While there was nothing fraudulent about the UKCTOCS study, the Mailman biostatisticians say its most promising results are the result of several misleading statistical contortions.
For starters, they question why it would take seven years to show a survival benefit for the screening test. In the typical screening trial, Levin, a professor of Biostatistics, explains, it may take several years until enrolled patients develop a disease, but in the UKCTOCS trial, the survival curves in both the ROCA and no screening arms overlap perfectly for about ten years, a period during which many women had died. Experts at the June meeting said there was no plausible explanation for the delay in mortality reduction, except perhaps as an artifact of shifting demographics as older study participants dropped out—a possibility the study hadn’t explored but is currently. “Older women might be less likely to go through all the repeated screenings,” posits Chiuzan, an assistant professor of Biostatistics.
Another more technical issue relates to a mismatch between certain published p-values indicating statistical significance and confidence intervals for mortality reductions indicating insignificance. “Statistics 101 says these two methods ought to agree,” she says. To arrive at the findings reported in the Lancet, the investigators employed a complex statistical model for the cumulative incidence curves, undertaken only after they deemed the original method, a Cox proportional hazards model, to be suboptimal. According to Levin and Chiuzan, biostatisticians generally abhor this kind of post hoc methodological rejiggering. And it turns out the significant p-value referred to a different hypothesis than the one concerning mortality reduction.
The Final Analysis
The two biostatisticians say the UKCTOCS researchers deserve credit for organizing such a complex and ambitious study, and were suitably cautious in their reporting. Others have raised the possibility of financial bias in the Lancet paper: Ian J. Jacobs, one of two lead authors is also a co-inventor of ROCA and has a financial stake in its success. But Levin says in no way do the study’s shortcomings rise to the level of fundamental errors of the kind he recently helped expose in the PACE trial for myalgic encephalomyelitis (a.k.a. chronic fatigue syndrome).
“The real problem was the overenthusiasm of the investigators with or without the financial impetus to put spin on the findings that should not yet be touted as life-saving,” says Levin. “The bottom line is that the screening test is not ready for primetime. We need more evidence of a benefit.”

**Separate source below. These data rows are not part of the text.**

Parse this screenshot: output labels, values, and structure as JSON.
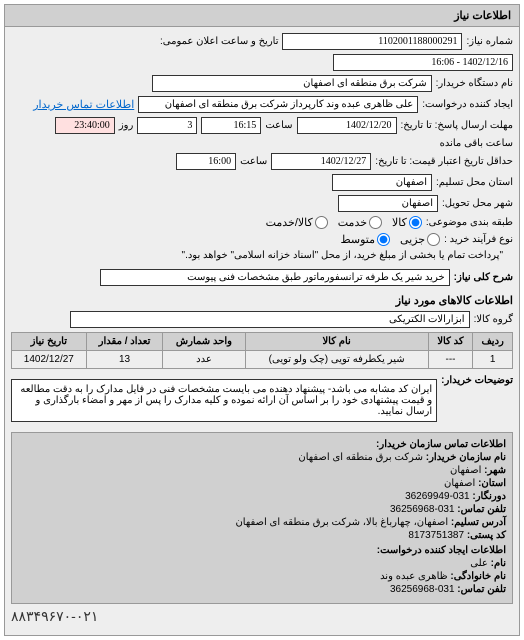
{
  "panel_title": "اطلاعات نیاز",
  "fields": {
    "need_no_label": "شماره نیاز:",
    "need_no": "1102001188000291",
    "public_date_label": "تاریخ و ساعت اعلان عمومی:",
    "public_date": "1402/12/16 - 16:06",
    "buyer_org_label": "نام دستگاه خریدار:",
    "buyer_org": "شرکت برق منطقه ای اصفهان",
    "requester_label": "ایجاد کننده درخواست:",
    "requester": "علی ظاهری عبده وند کارپرداز شرکت برق منطقه ای اصفهان",
    "buyer_contact_link": "اطلاعات تماس خریدار",
    "deadline_label": "مهلت ارسال پاسخ: تا تاریخ:",
    "deadline_date": "1402/12/20",
    "deadline_time_label": "ساعت",
    "deadline_time": "16:15",
    "deadline_days_label": "روز",
    "deadline_days": "3",
    "deadline_remain": "23:40:00",
    "deadline_remain_label": "ساعت باقی مانده",
    "validity_label": "حداقل تاریخ اعتبار قیمت: تا تاریخ:",
    "validity_date": "1402/12/27",
    "validity_time_label": "ساعت",
    "validity_time": "16:00",
    "province_label": "استان محل تسلیم:",
    "province": "اصفهان",
    "city_label": "شهر محل تحویل:",
    "city": "اصفهان",
    "budget_type_label": "طبقه بندی موضوعی:",
    "budget_opt_all": "کالا",
    "budget_opt_service": "خدمت",
    "budget_opt_goods": "کالا/خدمت",
    "purchase_type_label": "نوع فرآیند خرید :",
    "purchase_opt_partial": "جزیی",
    "purchase_opt_medium": "متوسط",
    "purchase_note": "\"پرداخت تمام یا بخشی از مبلغ خرید، از محل \"اسناد خزانه اسلامی\" خواهد بود.\"",
    "need_desc_label": "شرح کلی نیاز:",
    "need_desc": "خرید شیر یک طرفه ترانسفورماتور طبق مشخصات فنی پیوست",
    "goods_info_title": "اطلاعات کالاهای مورد نیاز",
    "goods_group_label": "گروه کالا:",
    "goods_group": "ابزارآلات الکتریکی"
  },
  "table": {
    "headers": [
      "ردیف",
      "کد کالا",
      "نام کالا",
      "واحد شمارش",
      "تعداد / مقدار",
      "تاریخ نیاز"
    ],
    "rows": [
      [
        "1",
        "---",
        "شیر یکطرفه تویی (چک ولو تویی)",
        "عدد",
        "13",
        "1402/12/27"
      ]
    ]
  },
  "remarks": {
    "label": "توضیحات خریدار:",
    "text": "ایران کد مشابه می باشد- پیشنهاد دهنده می بایست مشخصات فنی در فایل مدارک را به دقت مطالعه و قیمت پیشنهادی خود را بر اساس آن ارائه نموده و کلیه مدارک را پس از مهر و امضاء بارگذاری و ارسال نمایید."
  },
  "contact": {
    "title": "اطلاعات تماس سازمان خریدار:",
    "org_label": "نام سازمان خریدار:",
    "org": "شرکت برق منطقه ای اصفهان",
    "city_label": "شهر:",
    "city": "اصفهان",
    "province_label": "استان:",
    "province": "اصفهان",
    "fax_label": "دورنگار:",
    "fax": "031-36269949",
    "phone_label": "تلفن تماس:",
    "phone": "031-36256968",
    "address_label": "آدرس تسلیم:",
    "address": "اصفهان، چهارباغ بالا، شرکت برق منطقه ای اصفهان",
    "postal_label": "کد پستی:",
    "postal": "8173751387",
    "req_contact_title": "اطلاعات ایجاد کننده درخواست:",
    "name_label": "نام:",
    "name": "علی",
    "family_label": "نام خانوادگی:",
    "family": "ظاهری عبده وند",
    "tel_label": "تلفن تماس:",
    "tel": "031-36256968"
  },
  "footer_phone": "۸۸۳۴۹۶۷۰-۰۲۱"
}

The UKCTOCS study continues for another three years. Will additional data make a difference? We’ll just have to wait and see. But according to the Mailman biostatisticians, the bar is always high for screening tests—particularly for a rare disease like ovarian cancer.
As any introductory biostatistics lecture makes clear, even if you have a screening test with 99 percent sensitivity and 99 percent specificity used in a population where one in a hundred people have the disease, you’ll get a lot of false positives. “Half the time you’ll scare the hell out of a patient and cause anxiety, stress, or other psychosocial consequences while they’re not actually diseased,” says Levin.
And this is better than the situation for ovarian cancer: while MMS did correctly identify substantially more cancers among those testing positive than did ultrasound alone, still, more than half of the positives were false positives. Says Levin, “That’s why we need to be cautious.”